Beau s'interroge sur l'émergence des « movie-games ». Ces film-jeux devraient-ils être considérés comme des jeux avec le cinéma en plus, ou comme des films avec la passivité en moins ? L'auteur discute des limitations du médium, notamment l'impossibilité de créer une arborescence scénaristique convaincante.
L'auteur fait émerger la dimension politique, occultée selon lui, dans la pensée de Wolfgang Iser. L'insistance de ce dernier sur le concept de jeu et du « comme si » ne constitue pas un désengagement, selon l'auteur, mais ouvre la voie à une activité sociale qui faciliterait l'usage productif de différences autrement irréconciliables entre les hommes pour créer des formes de communautés. Pour Iser, la représentation n'est pas le miroir de la réalité, mais un jeu avec le donné. Il emprunte a Gadamer la notion du mouvement de va-et-vient désincarné qui définirait le jeu.

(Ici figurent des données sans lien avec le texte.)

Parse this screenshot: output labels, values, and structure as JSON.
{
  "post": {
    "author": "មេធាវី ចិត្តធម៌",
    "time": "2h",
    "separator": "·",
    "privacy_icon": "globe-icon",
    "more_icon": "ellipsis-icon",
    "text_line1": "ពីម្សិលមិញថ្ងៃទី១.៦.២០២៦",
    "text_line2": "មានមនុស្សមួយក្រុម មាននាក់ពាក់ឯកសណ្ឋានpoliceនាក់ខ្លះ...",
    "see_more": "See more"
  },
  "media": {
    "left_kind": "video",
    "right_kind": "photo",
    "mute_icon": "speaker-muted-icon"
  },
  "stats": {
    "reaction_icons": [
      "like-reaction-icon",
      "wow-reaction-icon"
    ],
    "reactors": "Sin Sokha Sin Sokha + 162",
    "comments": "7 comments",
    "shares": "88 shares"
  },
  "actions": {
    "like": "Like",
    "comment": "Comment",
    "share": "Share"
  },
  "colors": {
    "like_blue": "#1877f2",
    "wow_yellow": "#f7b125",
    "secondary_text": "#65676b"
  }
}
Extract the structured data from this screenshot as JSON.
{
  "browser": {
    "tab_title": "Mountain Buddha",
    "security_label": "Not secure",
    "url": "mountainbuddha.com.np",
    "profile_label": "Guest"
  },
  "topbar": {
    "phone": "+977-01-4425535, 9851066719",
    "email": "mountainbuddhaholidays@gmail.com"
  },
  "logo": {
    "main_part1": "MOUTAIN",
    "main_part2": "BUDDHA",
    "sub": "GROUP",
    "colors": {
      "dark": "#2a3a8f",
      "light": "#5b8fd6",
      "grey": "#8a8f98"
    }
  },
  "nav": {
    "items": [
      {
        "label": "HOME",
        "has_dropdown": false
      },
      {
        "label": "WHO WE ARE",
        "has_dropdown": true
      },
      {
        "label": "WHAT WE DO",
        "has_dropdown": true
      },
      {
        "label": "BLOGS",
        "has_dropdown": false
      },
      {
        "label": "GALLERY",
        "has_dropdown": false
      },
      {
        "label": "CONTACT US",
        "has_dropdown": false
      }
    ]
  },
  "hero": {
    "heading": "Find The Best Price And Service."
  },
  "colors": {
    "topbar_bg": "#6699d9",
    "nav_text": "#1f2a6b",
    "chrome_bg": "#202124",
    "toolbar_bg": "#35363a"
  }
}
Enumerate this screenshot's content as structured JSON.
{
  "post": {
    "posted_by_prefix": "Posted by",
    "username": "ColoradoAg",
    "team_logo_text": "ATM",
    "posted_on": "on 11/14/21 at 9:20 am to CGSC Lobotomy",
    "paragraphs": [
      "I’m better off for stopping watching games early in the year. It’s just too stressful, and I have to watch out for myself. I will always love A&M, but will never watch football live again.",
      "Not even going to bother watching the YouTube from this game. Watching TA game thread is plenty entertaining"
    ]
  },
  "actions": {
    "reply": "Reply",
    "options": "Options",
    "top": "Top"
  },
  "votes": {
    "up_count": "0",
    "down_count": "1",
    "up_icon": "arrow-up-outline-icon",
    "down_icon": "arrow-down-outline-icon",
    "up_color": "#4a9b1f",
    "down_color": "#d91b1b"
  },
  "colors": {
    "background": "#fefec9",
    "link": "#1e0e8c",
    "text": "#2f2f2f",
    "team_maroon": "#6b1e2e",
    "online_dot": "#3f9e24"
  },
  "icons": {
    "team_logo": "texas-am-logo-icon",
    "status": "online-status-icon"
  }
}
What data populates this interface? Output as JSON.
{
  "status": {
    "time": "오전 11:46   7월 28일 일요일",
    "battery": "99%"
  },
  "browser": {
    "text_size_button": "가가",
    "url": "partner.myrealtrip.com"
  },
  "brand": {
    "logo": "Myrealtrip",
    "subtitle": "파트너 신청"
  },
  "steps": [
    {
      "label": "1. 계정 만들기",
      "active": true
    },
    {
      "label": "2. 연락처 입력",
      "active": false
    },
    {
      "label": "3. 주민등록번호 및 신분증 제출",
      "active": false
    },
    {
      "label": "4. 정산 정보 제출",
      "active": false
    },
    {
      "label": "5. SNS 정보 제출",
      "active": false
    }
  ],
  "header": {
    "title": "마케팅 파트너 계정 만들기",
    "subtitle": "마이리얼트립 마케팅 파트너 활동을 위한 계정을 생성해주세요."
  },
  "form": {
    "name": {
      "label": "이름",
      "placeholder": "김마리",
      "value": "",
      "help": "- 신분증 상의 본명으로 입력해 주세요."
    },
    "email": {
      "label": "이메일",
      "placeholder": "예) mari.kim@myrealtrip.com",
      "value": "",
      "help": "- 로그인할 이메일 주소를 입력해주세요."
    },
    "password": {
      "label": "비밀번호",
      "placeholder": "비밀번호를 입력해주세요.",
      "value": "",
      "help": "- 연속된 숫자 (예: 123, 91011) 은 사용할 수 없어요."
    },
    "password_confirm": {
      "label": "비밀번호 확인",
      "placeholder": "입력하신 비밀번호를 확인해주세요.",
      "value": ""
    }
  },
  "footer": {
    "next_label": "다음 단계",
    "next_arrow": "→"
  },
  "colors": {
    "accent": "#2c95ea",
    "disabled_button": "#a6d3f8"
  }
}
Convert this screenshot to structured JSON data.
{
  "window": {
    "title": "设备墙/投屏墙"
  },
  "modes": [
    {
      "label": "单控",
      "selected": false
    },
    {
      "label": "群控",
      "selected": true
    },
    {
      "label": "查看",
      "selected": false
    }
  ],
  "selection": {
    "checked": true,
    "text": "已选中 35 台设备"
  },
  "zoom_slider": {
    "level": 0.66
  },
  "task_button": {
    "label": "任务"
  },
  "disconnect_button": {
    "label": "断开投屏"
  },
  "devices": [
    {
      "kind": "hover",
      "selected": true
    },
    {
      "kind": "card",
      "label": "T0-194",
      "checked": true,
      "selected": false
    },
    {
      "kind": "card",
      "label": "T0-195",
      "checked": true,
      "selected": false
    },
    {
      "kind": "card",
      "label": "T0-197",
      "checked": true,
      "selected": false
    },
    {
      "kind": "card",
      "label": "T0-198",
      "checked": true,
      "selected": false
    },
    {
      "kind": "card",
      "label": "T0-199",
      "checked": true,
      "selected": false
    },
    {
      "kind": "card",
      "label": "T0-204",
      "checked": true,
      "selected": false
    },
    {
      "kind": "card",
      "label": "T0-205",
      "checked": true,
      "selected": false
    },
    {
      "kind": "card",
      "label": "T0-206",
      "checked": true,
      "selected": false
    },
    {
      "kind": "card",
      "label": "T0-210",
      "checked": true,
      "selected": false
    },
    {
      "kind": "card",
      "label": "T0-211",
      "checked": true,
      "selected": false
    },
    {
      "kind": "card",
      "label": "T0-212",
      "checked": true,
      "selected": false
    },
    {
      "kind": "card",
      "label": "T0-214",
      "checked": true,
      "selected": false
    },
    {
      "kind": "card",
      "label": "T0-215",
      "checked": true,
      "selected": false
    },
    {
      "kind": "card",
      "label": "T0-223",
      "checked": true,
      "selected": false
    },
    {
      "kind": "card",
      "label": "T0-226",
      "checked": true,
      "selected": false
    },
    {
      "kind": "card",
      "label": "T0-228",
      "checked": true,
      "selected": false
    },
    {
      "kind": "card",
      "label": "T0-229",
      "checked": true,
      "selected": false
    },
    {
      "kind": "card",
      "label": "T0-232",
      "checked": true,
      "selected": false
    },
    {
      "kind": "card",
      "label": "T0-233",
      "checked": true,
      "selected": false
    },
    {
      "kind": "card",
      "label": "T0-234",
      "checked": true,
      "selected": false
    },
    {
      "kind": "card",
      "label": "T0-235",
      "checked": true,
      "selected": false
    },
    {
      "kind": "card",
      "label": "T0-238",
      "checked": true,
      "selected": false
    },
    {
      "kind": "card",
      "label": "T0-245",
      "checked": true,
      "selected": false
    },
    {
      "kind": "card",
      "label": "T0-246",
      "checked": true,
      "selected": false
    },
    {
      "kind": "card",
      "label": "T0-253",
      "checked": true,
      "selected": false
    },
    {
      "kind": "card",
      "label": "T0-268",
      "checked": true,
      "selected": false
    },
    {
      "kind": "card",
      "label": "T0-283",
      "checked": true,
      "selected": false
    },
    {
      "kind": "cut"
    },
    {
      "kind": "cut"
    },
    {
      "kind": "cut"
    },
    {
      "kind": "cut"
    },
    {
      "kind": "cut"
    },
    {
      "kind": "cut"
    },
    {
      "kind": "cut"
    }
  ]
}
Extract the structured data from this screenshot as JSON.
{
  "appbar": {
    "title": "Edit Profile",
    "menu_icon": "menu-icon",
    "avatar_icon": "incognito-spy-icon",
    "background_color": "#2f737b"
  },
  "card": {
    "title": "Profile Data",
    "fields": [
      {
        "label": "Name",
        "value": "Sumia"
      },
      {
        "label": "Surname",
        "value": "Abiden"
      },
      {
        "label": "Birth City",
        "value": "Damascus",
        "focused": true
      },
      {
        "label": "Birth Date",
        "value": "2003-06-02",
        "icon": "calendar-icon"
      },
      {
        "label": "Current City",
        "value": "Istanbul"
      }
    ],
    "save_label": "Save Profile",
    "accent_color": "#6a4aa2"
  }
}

L'auteur s'intéresse au rôle des parents dans le jeu des enfants, aux rapports entre jeu et apprentissage, et décrit brièvement le jeu enfantin. Selon elle, le jeu imaginatif débuterait lorsque l'enfant tente de comprendre les adultes en les imitant. Son expressivité dans le jeu le rapprocherait de l'artiste. Lorsqu'il se met en état de jeu profond («grand play»), tous ses sens sont ouverts à l'apprentissage. L'activité créatrice et le jeu seraient une forme de culture propre à l'enfance, et le monde adulte menacerait cette culture.
L'auteur s'intéresse à la formation d'un espace-temps particulier dans la narration qui permet à la personne de se situer en présence de personnages fictifs. Il fait quelques recommandations d'ordres méthodologiques pour l'étude future du jeu des enfants, basées sur une distinction entre le fictif et le réel.
Wolf s'inspire du cinéma pour établir une taxonomie de l'espace dans les jeux vidéos. Le champ et le hors-champ notamment sont convoqués, mais plus que d'établir une parfaite analogie, ce qui intéresse l'auteur est de tracer d'importantes distinctions. Le jeu vidéo, souligne Wolf, met inévitablement l’accent sur l’espace qui régule la navigation du joueur.
L'auteur recense certaines pratiques littéraires (aphorismes, jeux de mots, ironie) qui relèveraient les traces du mouvement de l'esprit, mouvement assimilé au jeu des intellectuels. Le jeu du Scriptor Ludens, selon Steele, tient en fait à son adhésion plus ou moins grande aux conventions littéraires de son époque. L'auteur s'intéresse en particulier à Montaigne et à la poésie. L'esprit en jeu de l'auteur se traduirait de façon privilégiée dans la métaphore. Enfin, Steele associe l’intertextualité à une manifestation importante du jeu de la littérature.
Constatant un chiffre d'affaire plus important pour l'industrie du jeu vidéo que pour celle du cinéma, les auteurs veulent ouvrir quelques pistes de recherche pour un art qui cherche encore à gagner ses lettres de noblesses. Les jeux sont considérés en tant que système à trois dominantes : le joueur, l'espace de jeu et le mouvement. L'article établit plusieurs correspondances avec le cinéma.
Approche psychanalytique de la lecture. L'auteur se propose d'étudier cette activité en l'assimilant au jeu. À contre-courant de la quasi-totalité des études sur le sujet, il s'engage à démontrer que le jeu n'est en rien gratuit. Pour ce faire il évoque le fort / da théorisé par Freud, qui désigne le mouvement d'éloignement / rapprochement mis en place par l'enfant avec ses jouets et qui symboliserait une sublimation de la peur d'être abandonné par sa mère.